Thursday, November 19, 2015

SunEdison's new shareholders

There are 316 million SunEdison shares outstanding and - at pixel time - which is still before close - 128 million have traded.

There will be plenty of day-traders.

But even then there is likely to be one or two very large new shareholders. I have no idea who they are.

Whatever: I can't imagine them leaving Ahmad Chatila (the CEO) in place.

He has refused to resign, doesn't speak to reputable credit analysts and is responsible for the VSLR purchase.

The only remaining question: how bloody is the fight over his removal?

Mr Chatila should resign quickly and leave it to the new shareholders (if they wish to identify themselves) to pick his successor.

Ultimately he won't have any choice - but going without a fight will minimise the damage.



John

Whether the new shareholders are new bag holders is yet to be seen. I don't think they will be but the market disagrees with me.

4 comments:

Unknown said...

The CEO/executives inaction and inability to communicate not just with analysts, but with the market at a whole, while their common is slashed 50% in mere days is just gross negligence.

Ferdinand said...

Hi John,

I entered as a long today. I know the distributed generation market fairly well. I entered to bet on a successful acquisition of Vivant. I believe that the distributed generation market will deliver a far better gross margin than the utility market going forward, as SUNE's gross margin in the utility market is unsustainable. I believe that this is the reason for the acquisition of Vivant as well as the drop in share price. There's a high percentage likelihood that other longs are seeing the same thing.
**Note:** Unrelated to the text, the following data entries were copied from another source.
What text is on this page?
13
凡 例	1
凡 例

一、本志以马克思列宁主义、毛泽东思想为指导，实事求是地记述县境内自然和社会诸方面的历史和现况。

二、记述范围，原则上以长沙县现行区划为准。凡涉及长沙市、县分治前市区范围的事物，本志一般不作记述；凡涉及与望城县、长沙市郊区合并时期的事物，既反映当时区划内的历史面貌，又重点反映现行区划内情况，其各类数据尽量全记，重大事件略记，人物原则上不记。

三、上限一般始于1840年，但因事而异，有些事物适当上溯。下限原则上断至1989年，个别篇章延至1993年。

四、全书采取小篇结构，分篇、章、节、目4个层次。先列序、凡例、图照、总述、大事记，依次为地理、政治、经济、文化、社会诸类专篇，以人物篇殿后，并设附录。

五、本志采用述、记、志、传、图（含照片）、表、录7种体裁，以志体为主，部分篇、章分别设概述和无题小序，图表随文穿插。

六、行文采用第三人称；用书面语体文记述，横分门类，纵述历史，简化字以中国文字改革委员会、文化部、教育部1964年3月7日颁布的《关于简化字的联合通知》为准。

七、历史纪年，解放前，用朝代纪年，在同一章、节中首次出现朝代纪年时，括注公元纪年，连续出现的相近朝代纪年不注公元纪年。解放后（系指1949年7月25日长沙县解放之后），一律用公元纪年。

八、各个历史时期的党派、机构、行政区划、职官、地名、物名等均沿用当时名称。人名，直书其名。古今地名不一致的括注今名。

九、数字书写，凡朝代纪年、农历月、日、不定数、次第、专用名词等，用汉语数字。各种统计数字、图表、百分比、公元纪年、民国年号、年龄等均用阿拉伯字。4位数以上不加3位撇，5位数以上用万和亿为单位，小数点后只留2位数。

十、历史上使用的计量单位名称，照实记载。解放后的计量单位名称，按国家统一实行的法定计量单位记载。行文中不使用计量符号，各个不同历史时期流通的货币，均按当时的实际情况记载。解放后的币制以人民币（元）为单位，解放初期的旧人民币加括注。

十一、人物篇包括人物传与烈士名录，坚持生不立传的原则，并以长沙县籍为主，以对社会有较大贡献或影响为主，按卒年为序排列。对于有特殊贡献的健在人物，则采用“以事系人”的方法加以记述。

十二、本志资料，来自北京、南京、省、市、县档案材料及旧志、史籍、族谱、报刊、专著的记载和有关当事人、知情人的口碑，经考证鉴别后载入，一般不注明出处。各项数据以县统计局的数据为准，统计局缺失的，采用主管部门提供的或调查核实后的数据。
They will support the completion of the acquisition.

SUNE on a run down basis is fairly valued with the Vivant acquistion providing more upside to the current share price due to a more sustainable gross margin.

dreamer said...

I think there is a fundamental flaw in SUNE business model. Renewable energy project development business has no moat at all (just look at how many companies are there in Germany, UK, US and in emerging markets) and hence no company can generate very high level of gross margins sustainably. Developers made very high levels of margins in the early stage of market development in almost each country, but as market developed margins came down massively. In Germany and UK developer margins are as low as 0.1-0.2 USD/W. SUNE with its high level of overhead can not generate profits in this.

With respect to distributed generation market, it is same story. Residential solar companies have made lots of money in last years, but it will change significantly after 2016 as ITC is cut from 30% to 10% and net-metering rules are changed in more and more states. It might be a more profitable business than utility one but I think SUNE is late in this and has overpaid for VSLR.

Umbriferum said...

Hi John,

What do you think are the odds that Ahmad has went into denial and refused to put a full effort into lawyering up and weaseling out of the Vivint deal? It would be a direct admittance that he has made a fatal mistake and as Charlie Munger said, it's often difficult for people to admit to doing so even in the face of overwhelming evidence.

I mean, the market obviously sees this deal as a tremendous liability so even if sunedison were to pay a huge fine, it could still be very much worth it. Can you give us any insight into the law in this area?

You've called Ahmad a visionary genius, but I have to beg to differ on this one as many may look very smart when the tide is rising when they are merely being reckless and aggressive.

I certainly hope that an activist has entered the fray, but I fear if the situation has become too uncertain for anybody to try to fight this one out.